Der Mastdarmkrebs, im medizinischen Sprachgebrauch auch Rektumkarzinom genannt, entwickelt sich im Mastdarm, dem letzten Abschnitt des Dickdarms. Zusammen mit dem Dickdarmkrebs, dem Kolonkarzinom wird er unter dem Begriff Kolorektalkarzinom (umgangssprachlich Darmkrebs) zusammengefasst. Für das Jahr 2010 ergab eine Schätzung des Robert Koch-Institut Berlin (RKI) rund 73.000 Neuerkrankungen an Darmkrebs pro Jahr, davon 33.620 Fällen bei Frauen und 39.410 Fällen bei Männern. Damit ist das Kolorektalkarzinom sowohl bei Frauen als auch bei Männern die zweithäufigste Krebserkrankung.

Mit dem 12-Augen-Prinzip gegen den Darmkrebs

Unser Darmkrebszentrum hier im Katholischen Marienkrankenhaus in Hamburg ist zertifiziert. Wir kämpfen gegen den Darmkrebs in Tumorkonferenzen nach dem 12-Augen-Prinzip: Sechs Krebsspezialisten diagnostizieren und therapieren simultan Hand in Hand. Fachärzte von sechs verschiedenen Disziplinen nehmen an der persönlichen Tumorkonferenz teil – und befassen sich mit jedem einzelnen Patienten. Bei den Tumorkonferenzen sind bei uns immer dabei:

  • Darm-Chirurg
  • Onkologe (Krebs-Spezialist
  • Röntgenarzt
  • Pathologe
  • Strahlentherapeut
  • Gastroenterologe

Wir diagnostizieren von Anfang an gemeinsam und simultan, um so schnell wie möglich die drängendsten Befunde zusammenzutragen. Zwölf Augen, um parallel den besten Heilungspfad zu bestimmen. Wir müssen unter anderem…
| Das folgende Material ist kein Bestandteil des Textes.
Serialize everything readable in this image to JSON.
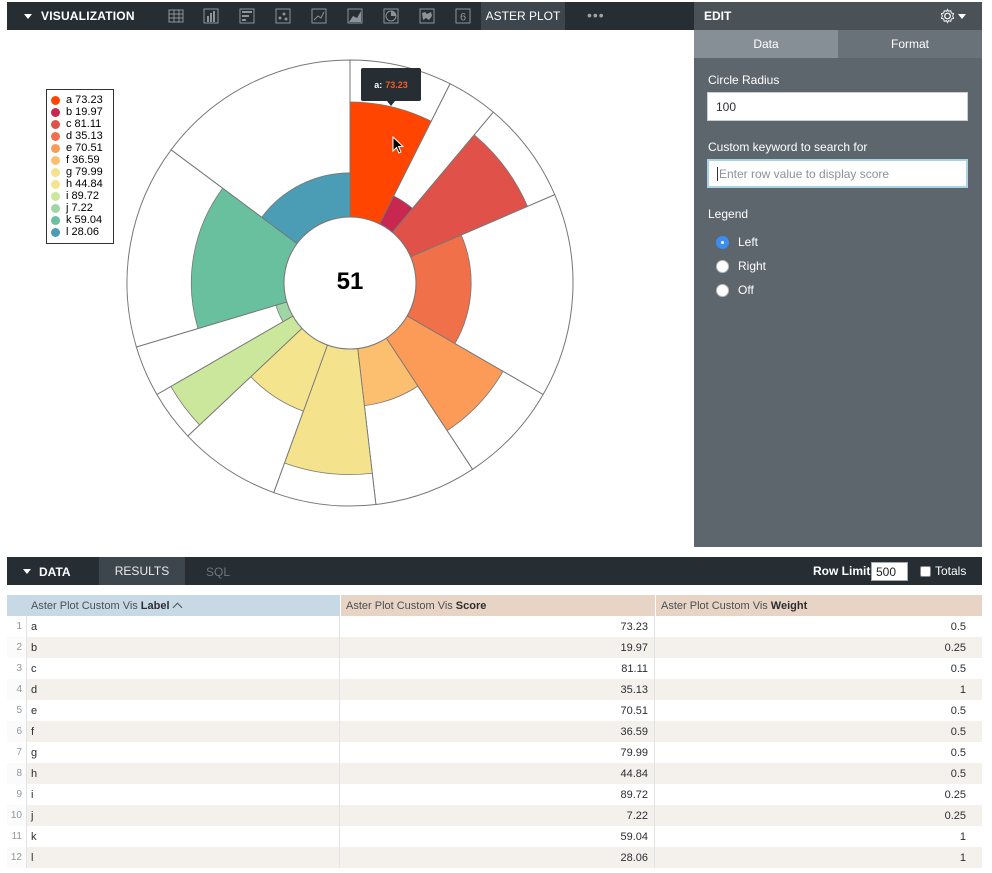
{
  "viz": {
    "title": "VISUALIZATION",
    "toolbar_icons": [
      "table-icon",
      "column-chart-icon",
      "bar-chart-icon",
      "scatter-icon",
      "line-chart-icon",
      "area-chart-icon",
      "pie-chart-icon",
      "map-icon",
      "single-value-icon"
    ],
    "single_value_glyph": "6",
    "active_tab": "ASTER PLOT",
    "more": "•••"
  },
  "edit": {
    "title": "EDIT",
    "tabs": [
      "Data",
      "Format"
    ],
    "circle_radius_label": "Circle Radius",
    "circle_radius_value": "100",
    "keyword_label": "Custom keyword to search for",
    "keyword_placeholder": "Enter row value to display score",
    "legend_label": "Legend",
    "legend_options": [
      {
        "label": "Left",
        "checked": true
      },
      {
        "label": "Right",
        "checked": false
      },
      {
        "label": "Off",
        "checked": false
      }
    ]
  },
  "tooltip": {
    "key": "a:",
    "value": "73.23"
  },
  "chart_data": {
    "type": "aster",
    "center_label": "51",
    "max_value": 100,
    "slices": [
      {
        "label": "a",
        "score": 73.23,
        "weight": 0.5,
        "color": "#ff4500",
        "legend": "a 73.23"
      },
      {
        "label": "b",
        "score": 19.97,
        "weight": 0.25,
        "color": "#c8274f",
        "legend": "b 19.97"
      },
      {
        "label": "c",
        "score": 81.11,
        "weight": 0.5,
        "color": "#e0514a",
        "legend": "c 81.11"
      },
      {
        "label": "d",
        "score": 35.13,
        "weight": 1,
        "color": "#f07049",
        "legend": "d 35.13"
      },
      {
        "label": "e",
        "score": 70.51,
        "weight": 0.5,
        "color": "#fb9b57",
        "legend": "e 70.51"
      },
      {
        "label": "f",
        "score": 36.59,
        "weight": 0.5,
        "color": "#fcbf6f",
        "legend": "f 36.59"
      },
      {
        "label": "g",
        "score": 79.99,
        "weight": 0.5,
        "color": "#f4e38c",
        "legend": "g 79.99"
      },
      {
        "label": "h",
        "score": 44.84,
        "weight": 0.5,
        "color": "#f4e48e",
        "legend": "h 44.84"
      },
      {
        "label": "i",
        "score": 89.72,
        "weight": 0.25,
        "color": "#cbe79c",
        "legend": "i 89.72"
      },
      {
        "label": "j",
        "score": 7.22,
        "weight": 0.25,
        "color": "#9fd6a6",
        "legend": "j 7.22"
      },
      {
        "label": "k",
        "score": 59.04,
        "weight": 1,
        "color": "#68c09e",
        "legend": "k 59.04"
      },
      {
        "label": "l",
        "score": 28.06,
        "weight": 1,
        "color": "#4a9db5",
        "legend": "l 28.06"
      }
    ]
  },
  "data_section": {
    "title": "DATA",
    "tabs": [
      "RESULTS",
      "SQL"
    ],
    "row_limit_label": "Row Limit",
    "row_limit_value": "500",
    "totals_label": "Totals"
  },
  "table": {
    "columns": [
      {
        "prefix": "Aster Plot Custom Vis",
        "field": "Label",
        "sort": "^"
      },
      {
        "prefix": "Aster Plot Custom Vis",
        "field": "Score"
      },
      {
        "prefix": "Aster Plot Custom Vis",
        "field": "Weight"
      }
    ],
    "rows": [
      [
        "1",
        "a",
        "73.23",
        "0.5"
      ],
      [
        "2",
        "b",
        "19.97",
        "0.25"
      ],
      [
        "3",
        "c",
        "81.11",
        "0.5"
      ],
      [
        "4",
        "d",
        "35.13",
        "1"
      ],
      [
        "5",
        "e",
        "70.51",
        "0.5"
      ],
      [
        "6",
        "f",
        "36.59",
        "0.5"
      ],
      [
        "7",
        "g",
        "79.99",
        "0.5"
      ],
      [
        "8",
        "h",
        "44.84",
        "0.5"
      ],
      [
        "9",
        "i",
        "89.72",
        "0.25"
      ],
      [
        "10",
        "j",
        "7.22",
        "0.25"
      ],
      [
        "11",
        "k",
        "59.04",
        "1"
      ],
      [
        "12",
        "l",
        "28.06",
        "1"
      ]
    ]
  }
}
  • Gewebeproben aus dem Geschwulst (oder den Ablegern) entnehmen, um die spezifische Art und Aggressivität des Tumors eindeutig zu bestimmen
  • Brustkorb, Oberbauch (Computertomographie), um sicher zu gehen, dass keine Tochtergeschwülste auf Lymphknoten oder in andere Organe gestreut haben
  • Damit das genaue Stadium zweifelsfrei diagnostizieren
  • Mutations-Tests an den Gewebeproben für die individuelle Therapieplanung durchführen
  • Lungen- und Herz-Funktionen untersuchen, um die Belastbarkeit für die unterschiedliche Behandlungspfade zu erkennen
  • die ineinander greifenden Behandlungs-Schritte bzw. -Phase planen
  • im Falle einer Chemotherapie etwa personalisierte Indikationen entwickeln (keine Gießkannenmethode, denn jeder Krebs ist und verhält sich anders)
  • den Patienten genau über alles informieren, ihm ein Gefühl der Geborgenheit geben, dass der Krebs kein Schlupfloch haben soll – denn sein Vertrauen, seine mentale Stärke ist wichtig für den Heilungsprozess.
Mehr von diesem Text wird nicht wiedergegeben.